Hamidullah hoca hadislerden çıkardığı bilgilere karşı çıkanlarla cedelleşmeyi tercih etmedi. Peygamber'den aldığı terbiye gereğince herkesin görüşünü ortaya koymasından reyini söylemesinden yanaydı. İlmi ve akademik özerkliği, editöryal bağımsızlığı şiar edinmişti. İlmin ancak böyle ortamlarda gelişeceğine inanıyordu.

Sanat ve edebiyatın önemini gördü; İslam sağlam bir yapıydı, ama süslemeler ve bezemeler kalplere daha çok hitap ediyordu. Bizzat müşahede ediyordu ki Avrupa’da İslam’a muhabbet ziyadesiyle Muhyiddin Arabî, Celaleddin-i Rumî kapısından geliyor.

Müslüman kadınların evde oturmasından çok üretkenliğinden yanaydı ve tesettürü kuşların, hava şartlarına karşı içteki naif, dayanıksız kanatları koruyan daha dayanıklı dış kanatlarına benzetiyordu. O da örtüyü kadına hürmet olarak görüp Musa Carullah gibi zarafetle yaklaşıyordu tesettüre.

Sportmen kişiliği, izcilik yapmış olması belki de Paris’teki beşinci kata tırmanışının sırrıdır. Öğrencilerinin çantasını taşımalarına asla izin vermemiş olması da kendi işini gören Peygamber’in ahlakından geliyor. Her fani gibi hastalandı ve anlaşıldı ki bir rahatsızlığı sırasında Yemen’de şifa niyetine ona koklatılan inci tozu ciğerlerine kaçıp tıkamış.  

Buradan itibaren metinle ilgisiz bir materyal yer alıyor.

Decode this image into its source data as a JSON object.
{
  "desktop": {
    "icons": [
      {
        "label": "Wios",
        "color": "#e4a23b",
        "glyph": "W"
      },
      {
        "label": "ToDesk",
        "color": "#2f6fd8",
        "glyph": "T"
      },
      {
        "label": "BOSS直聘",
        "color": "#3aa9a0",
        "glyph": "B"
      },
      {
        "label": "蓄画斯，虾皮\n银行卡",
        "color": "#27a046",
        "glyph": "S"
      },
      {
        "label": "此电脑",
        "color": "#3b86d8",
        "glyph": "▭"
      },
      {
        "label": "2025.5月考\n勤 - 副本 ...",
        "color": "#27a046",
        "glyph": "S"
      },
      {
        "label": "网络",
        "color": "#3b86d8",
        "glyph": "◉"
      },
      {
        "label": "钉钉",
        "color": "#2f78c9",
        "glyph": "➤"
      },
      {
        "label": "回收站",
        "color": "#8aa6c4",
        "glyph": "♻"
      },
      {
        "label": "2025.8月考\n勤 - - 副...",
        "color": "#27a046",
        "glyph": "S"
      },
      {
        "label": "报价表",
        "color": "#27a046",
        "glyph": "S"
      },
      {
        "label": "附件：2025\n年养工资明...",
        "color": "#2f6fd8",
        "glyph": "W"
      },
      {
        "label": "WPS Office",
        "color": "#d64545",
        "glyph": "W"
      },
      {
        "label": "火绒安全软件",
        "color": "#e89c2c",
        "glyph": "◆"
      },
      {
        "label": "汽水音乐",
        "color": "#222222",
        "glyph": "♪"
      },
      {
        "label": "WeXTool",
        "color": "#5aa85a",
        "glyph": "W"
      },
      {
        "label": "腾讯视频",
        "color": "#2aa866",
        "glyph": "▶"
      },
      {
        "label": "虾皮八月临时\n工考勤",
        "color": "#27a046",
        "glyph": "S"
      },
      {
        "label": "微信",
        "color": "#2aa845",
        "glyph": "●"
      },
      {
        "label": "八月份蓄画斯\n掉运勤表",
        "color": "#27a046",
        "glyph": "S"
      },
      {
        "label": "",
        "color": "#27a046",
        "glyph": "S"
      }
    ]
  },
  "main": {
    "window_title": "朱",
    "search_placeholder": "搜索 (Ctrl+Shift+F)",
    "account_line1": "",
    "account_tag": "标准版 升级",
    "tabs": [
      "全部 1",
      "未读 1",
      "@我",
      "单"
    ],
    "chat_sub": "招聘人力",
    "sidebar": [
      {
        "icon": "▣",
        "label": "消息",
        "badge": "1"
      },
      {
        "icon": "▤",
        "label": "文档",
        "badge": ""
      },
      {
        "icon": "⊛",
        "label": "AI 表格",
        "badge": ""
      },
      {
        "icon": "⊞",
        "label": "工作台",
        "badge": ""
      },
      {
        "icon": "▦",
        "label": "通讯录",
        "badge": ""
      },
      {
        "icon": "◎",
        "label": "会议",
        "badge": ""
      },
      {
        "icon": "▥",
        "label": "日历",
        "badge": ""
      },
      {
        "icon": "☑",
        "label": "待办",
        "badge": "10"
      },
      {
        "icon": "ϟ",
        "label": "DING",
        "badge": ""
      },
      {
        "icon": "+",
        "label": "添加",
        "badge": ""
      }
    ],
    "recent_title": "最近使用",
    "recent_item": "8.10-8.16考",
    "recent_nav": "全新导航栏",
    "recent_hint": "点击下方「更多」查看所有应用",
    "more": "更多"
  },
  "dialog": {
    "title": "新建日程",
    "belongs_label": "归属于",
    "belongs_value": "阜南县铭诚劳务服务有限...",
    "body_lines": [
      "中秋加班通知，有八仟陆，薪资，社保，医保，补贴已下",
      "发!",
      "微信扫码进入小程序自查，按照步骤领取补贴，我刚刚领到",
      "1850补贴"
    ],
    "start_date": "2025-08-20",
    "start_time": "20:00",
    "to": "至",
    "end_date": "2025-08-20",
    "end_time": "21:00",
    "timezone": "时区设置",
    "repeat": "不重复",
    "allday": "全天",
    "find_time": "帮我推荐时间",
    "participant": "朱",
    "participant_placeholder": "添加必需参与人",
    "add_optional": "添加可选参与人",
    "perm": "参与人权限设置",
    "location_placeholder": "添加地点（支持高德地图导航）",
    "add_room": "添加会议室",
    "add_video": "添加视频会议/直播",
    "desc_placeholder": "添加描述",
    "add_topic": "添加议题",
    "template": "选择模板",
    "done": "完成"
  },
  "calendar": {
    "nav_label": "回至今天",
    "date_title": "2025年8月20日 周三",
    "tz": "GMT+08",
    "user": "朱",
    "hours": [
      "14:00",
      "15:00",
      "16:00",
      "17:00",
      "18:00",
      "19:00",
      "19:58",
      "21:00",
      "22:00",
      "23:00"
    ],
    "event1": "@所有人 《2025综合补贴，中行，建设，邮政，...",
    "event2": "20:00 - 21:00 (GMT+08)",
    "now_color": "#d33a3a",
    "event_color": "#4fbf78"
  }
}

Paris’te birkaç kez hastaneye yatmış ve tek başına yapayalnız hayatını artık idame ettiremediği anlaşılmıştı. ABD’de yaşayan yeğenlerinin yanında geçen son iki yılında artık hiçbir yabancı dili konuşmamış olması ne çok insanlık haline işaret ediyor. Ona hangi dilde hitap ederlerse etsinler anne dili olan Urduca ile cevap veriyormuş. Ne kadar manidar bir hal. Türklere zaafı olduğundan Yusuf Ziya Kavakçı ziyaretine gittiğinde ona Türkçe “eski dost” demesi de çok manidar. Şimdi Florida’da Müslümanlara tahsis edilen bir mezarlıkta yatıyor. Peygamber’i sevmenin ne azim bir iş olduğunu, bunun ancak onun her halini her sözünü anlamaya anlatmaya ve nefsinde bizzat yaşamaya çalışmakla olacağını öğreniyoruz ondan.